I used to be a thrill shopper. Even when I was little, I got so excited if we went to TJMaxx. When my mom and I would get home from one of these trips, we would show off what we got to my father, proudly announcing how little each item had cost. A child of the depression era, he always guessed they cost less than what we actually paid, which at the time I found endlessly annoying,“Dad, this was such a deal!”. I appreciated design and beauty, though: I had a dress-up closet of old items from thrift stores and my mom’s closet and I used to page through her Vogue, trying to guess the designer’s in each shoot without looking at the caption. I had a vague sense there was another world out there beyond the deals at TJ’s.
When I moved to Mali, West Africa after college, I was introduced to tailoring and the relationship one could develop with the tailor: what could we do with fabrics, colors, prints, a unique cut fit to one’s own body. In Mali, major retailers and mass manufacturing hadn’t taken over completely and a woman would have a few unique items made each year. I have a blue Touareg male boubou with aqua and pink embroidery, which my tailor and I transformed into a dress I still wear now.
I moved to Uganda five years later and it was more difficult to find someone with whom to create beautiful pieces: people wore either old, used clothes, recycled from markets in the developed world or new, cheap almost plastic items, made fast from thin materials: it was a landscape of dull grays, whites and browns nothing like the colorful personalities, culture and landscape of Uganda. Eventually when I went to a fabric store, I found the colors, the prints that a few chose to still wear and could afford.
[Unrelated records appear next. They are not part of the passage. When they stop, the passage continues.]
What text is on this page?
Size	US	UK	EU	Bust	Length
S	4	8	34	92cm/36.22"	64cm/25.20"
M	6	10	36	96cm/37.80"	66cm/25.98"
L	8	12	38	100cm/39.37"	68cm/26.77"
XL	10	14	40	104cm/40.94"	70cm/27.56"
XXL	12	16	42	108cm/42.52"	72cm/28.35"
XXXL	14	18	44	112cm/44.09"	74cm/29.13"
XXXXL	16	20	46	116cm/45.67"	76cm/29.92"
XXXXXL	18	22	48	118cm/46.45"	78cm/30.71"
A tailor made me a beautiful pair of yellow, purple, wide leg pants from wax cloth, a piece that reminds me of some of the beautiful pieces I saw on a few women there, who still experimented.
A tailor made me a beautiful pair of yellow, purple, wide leg pants from wax cloth, a piece that reminds me of some of the beautiful pieces I saw on a few women there, who still experimented.
When I travel now, I love to visit the shopping and art/design districts and to observe what people are buying and wearing across a city. I’m now en route back from Japan, where I instantly noticed upon landing, the individual style, the cuts of the clothes, the use of accessories and the pairings of different shapes among both women and men. Yet, in some ways, initially, as I walked through Roppongi, Shinjuku and Shibuya, I was disappointed to see many of the same stores, familiar from the west: fast fashion metastasizing. Even at this far corner of the planet, the Zara, H&M’s and even Dior windows held the same items.
As I walked in the Harajuku district, a sign caught my eye - vintage. A nondescript entryway, with a stairway beyond and on the sidewalk, a rack of haori, the coats worn over kimonos. I grabbed a few to try on and went down the stairs as people streamed past me. The bottom of the stairs was buzzing with young people, wearing what to me was such a hip eclectic mix of style from west and east. Carefully organized around the store were jeans sorted by color, sweaters of all prints and knits, hats and coats, printed vintage dresses from the 70’s and in the back, the vintage kimonos. They had taken everything I love about thrift stores, made items easy to find and had older versions of many of the latest trends we’ve seen cycling through the endless “next things” or “items we must have”.
Carefully organized around the store were jeans sorted by color, sweaters of all prints and knits, hats and coats, printed vintage dresses from the 70’s and in the back, the vintage kimonos.
As I looked around the store, I was not only happy to see such curation and variety but also see a set of people, individuals rocking their own style and preening in old sweaters from the 80’s, jean shorts, military pants and beanies. They wanted to experiment, they wanted to be unique, they were wearing what they felt was cool for them, not what a store told them to buy. And they were choosing to buy from a vintage, thrift shop, not from the fast fashion stores. Of course, I can’t be sure that they didn’t shop at fast fashion stores but I do know on this evening, that it was acceptable and even cool to shop here.
What I loved about this thrift store was that every item here, although used and pre-worn was a treasure; an item with which to build and grow. I bought three vintage kimonos, two for friends as gifts and one to add to my own wardrobe, to be treasured for life, adding to its history, my own story.
As I explored Tokyo more, throughout the city, I saw such diverse style: certainly the famous harajuku girls were a unique element but not the only one. I’m used to seeing this individualization in NYC, the LES and Soho where I live. There, people don’t follow trends but rather set them. And, here in Tokyo, I was giddy to see this kind of diversity and experimentation cutting across such an enormous city. My favorite district which I found was Daikanyama. I made a short video of the eclectic shops, designer boutiques, artist’s studios, galleries, vintage stores and restaurants you can check out here. It was such a creative, beautiful neighborhood.
As I explored Tokyo more, throughout the city, I saw such diverse style: certainly the famous harajuku girls were a unique element but not the only one.
This district and the thrift store, its kimonos and its patrons gave me hope. The thrill was in the story, the experimentation and the creativity, no longer in the deal or having the must have item. My father is picking me up at the airport. I’ll show him my find and announce it was a deal; in fact this kimono is priceless.